Port-au-Prince,le 16 août 1995.

Dans le cadre de son mandat de vérification du respect des droits de l'homme et de libertés fondamentales ainsi que de sa contribution au renforcement des institutions en Haïti, la Mission Civile Internationale ONU/OEA continue à suivre de près le fonctionnement du système judiciaire par l'intermédiaire de ses équipes légales et de ses observateurs sur le terrain. La Mission a pu constater que le gouvernement haïtien et en particulier le Ministère de la Justice, font de nombreux efforts pour l'amélioration progressive des différents composants de l'administration de la justice avec l'aide de la communauté internationale dont la MICIVIH.

Pourtant, devant la persistence de certaines pratiques susceptibles de mettre en danger le respect des droits de l'homme dans l'administration de la justice criminelle, la Mission souhaite exprimer ses préoccupations au sujet de l'observance du droit à la liberté et des garanties constitutionnelles et légales, lors de la détention, l'instruction criminelle et le jugement des personnes soupçonnées d'avoir commis des délits ou des crimes.

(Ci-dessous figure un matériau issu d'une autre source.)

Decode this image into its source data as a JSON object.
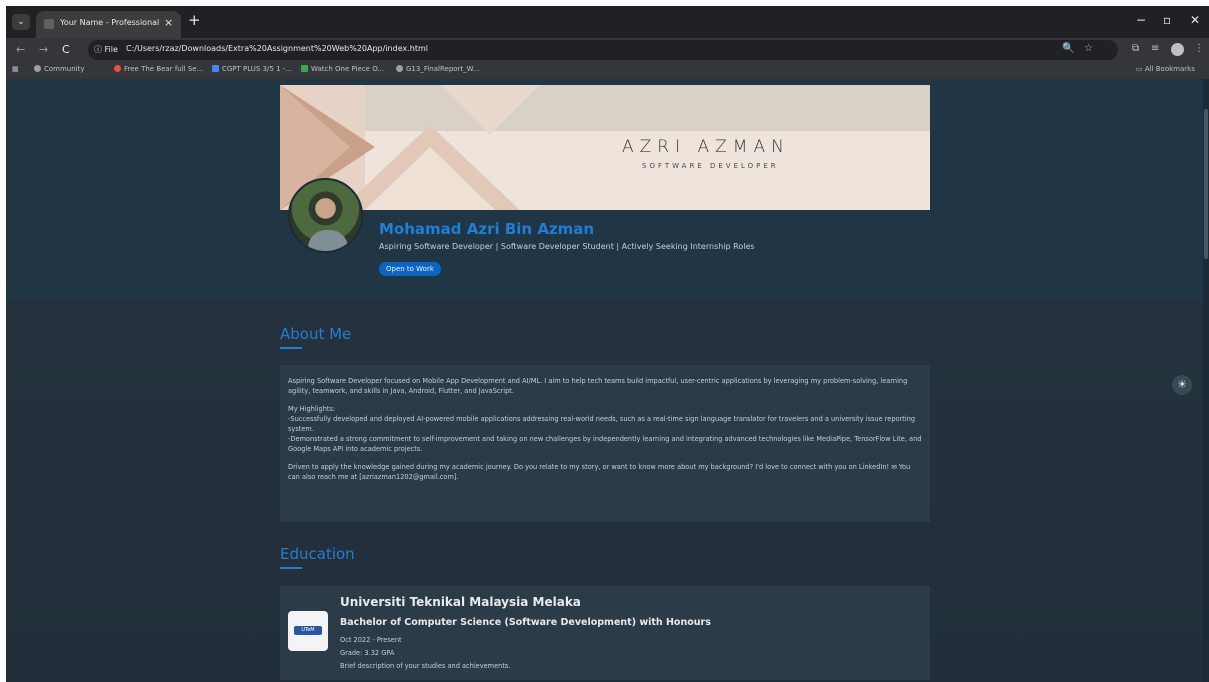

En particulier, la Mission a pu observer que, dans certains cas, les arrestations n'avaient pas été ordonnées par le magistrat compétent. Dans d'autres affaires, et d'après les informations disponibles, il paraît qu'il n'y aurait pas de raisons suffisantes pour justifier une arrestation. Dans certains dossiers rapportés à la Mission, des individus auraient été mis en détention sur la base de simples dénonciations, sans enquête préalable et ce en dehors de situations de flagrant délit. Dans de nombreux cas des individus ont fait l'objet d'une détention à la suite d'un mandat collectif.

La Mission Civile Internationale veut souligner l'attention particulière qu'elle porte à l'amélioration de la capacité légale et technique de l'Etat haïtien pour mener des enquêtes adéquates dans tous les cas de morts violentes, en application des règles de droit international et de droit interne qui protégent le droit à la vie, à l'intégrité et à la securité de la personne et qui interdisent toute impunité des atteintes à ces droits fondamentaux.

La Mission désire aussi exprimer son souci de voir respecter dans tous les cas le droit à la liberté, la présomption d'innocence et le droit à un procès équitable dans un délai raisonnable par un tribunal compétent, indépendant et impartial, ainsi que le strict respect de la constitution et de la loi dans l'arrestation et la détention des individus soupçonnés d'avoir commis une infraction pénale.